At creation, God set up a pattern that will be beneficial to His creation in the present state, yet also “will be necessary for him, yes, that which one day will receive him eschatologically in eternity” (von Rad, Genesis, p. 60-61). The seventh day’s lack of evening and morning is intentional making it an unlimited day. Continuing to develop this thought, von Rad adds “thus Genesis 2:1 speaks about the preparation of an exalted saving good for the world and man, of a rest ‘before which millennia pass away as a thunderstorm'” (von Rad, Genesis, p. 60-61).

The workweek for man starts over each week and can be considered recurring. God however has finished his work making rest in God eternal. Because of this eternal rest, theologically, creation’s seventh day should be seen as eschatological. The New Testament interprets God’s rest as such and specifically in Hebrews does the author identify a Sabbath rest that awaits those in Jesus Christ. The author of Hebrews uses this example as a warning against those who do not believe in Jesus as the Messiah. He warns that just as Israel failed to enter Canaan and the land of rest, the current generation may also miss the eternal rest by not believing in Jesus as Christ.

The apostle Paul identified the Sabbath as a foreshadowing of the Lord and the church in its eternal state. “The old signs of circumcision, dietary laws, and Sabbath observance were set aside as ‘boundary markers for the people of the covenant’ (cf. Gal 4:10). Christians are circumcised in heart (Rom 2:29), undefiled by foods (John 15:3), and free to treat every day as sacred (Rom 14:5, 12; 1 Tim 4:3-5)” (Matthews, The New American Commentary – Genesis 1-11:26, p. 181). Through the resurrection of Jesus Christ, the Sabbath has provided a way to obtain the now recognized “Lord’s Day.” The church now sets aside the first day of each week as a day of worship. As Matthews states, this observance by the Christian community “proclaims the new creation, the era of messianic redemption” (Matthews, The New American Commentary – Genesis 1-11:26, p. 181).

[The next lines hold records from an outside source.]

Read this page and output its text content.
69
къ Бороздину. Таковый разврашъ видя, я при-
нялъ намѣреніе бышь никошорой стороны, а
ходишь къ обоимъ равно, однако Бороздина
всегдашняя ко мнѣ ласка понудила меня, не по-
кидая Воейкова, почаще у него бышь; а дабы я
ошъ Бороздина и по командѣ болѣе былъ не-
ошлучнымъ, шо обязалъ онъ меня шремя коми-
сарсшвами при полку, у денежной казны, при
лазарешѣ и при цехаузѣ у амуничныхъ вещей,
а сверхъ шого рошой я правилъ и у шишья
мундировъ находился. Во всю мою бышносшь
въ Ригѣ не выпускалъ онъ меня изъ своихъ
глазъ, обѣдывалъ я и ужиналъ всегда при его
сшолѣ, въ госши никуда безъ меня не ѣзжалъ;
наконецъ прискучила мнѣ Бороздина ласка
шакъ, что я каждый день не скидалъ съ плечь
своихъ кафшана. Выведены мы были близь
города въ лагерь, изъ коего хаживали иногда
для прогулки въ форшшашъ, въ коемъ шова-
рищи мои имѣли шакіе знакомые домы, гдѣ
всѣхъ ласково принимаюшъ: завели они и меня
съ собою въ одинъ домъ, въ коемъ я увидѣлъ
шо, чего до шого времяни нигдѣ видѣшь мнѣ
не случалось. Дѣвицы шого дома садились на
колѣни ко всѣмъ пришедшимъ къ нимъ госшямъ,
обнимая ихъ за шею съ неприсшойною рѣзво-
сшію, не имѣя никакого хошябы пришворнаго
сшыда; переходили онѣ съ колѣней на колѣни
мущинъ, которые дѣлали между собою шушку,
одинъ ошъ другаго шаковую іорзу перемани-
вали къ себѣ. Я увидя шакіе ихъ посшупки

Danny Akin describes the eternal state, defining it as “a new Jerusalem coming down from the heavens to a transformed and regenerated new earth” (Akin, A Theology for the Church, p. 873). In this new earth, all of God’s promises will be fulfilled. God will dwell with man, with His people.

“God’s creation purposes are fulfilled as humanity is fruitful and has multiplied, filling the earth (and perhaps beyond). The cultural mandate is fulfilled, with a glorious civilization built to the pleasure of God” (Akin, A Theology for the Church, p. 873). All the while, man will enjoy rest with the Father, because of God’s promises and the fulfillment of the promise through Jesus Christ.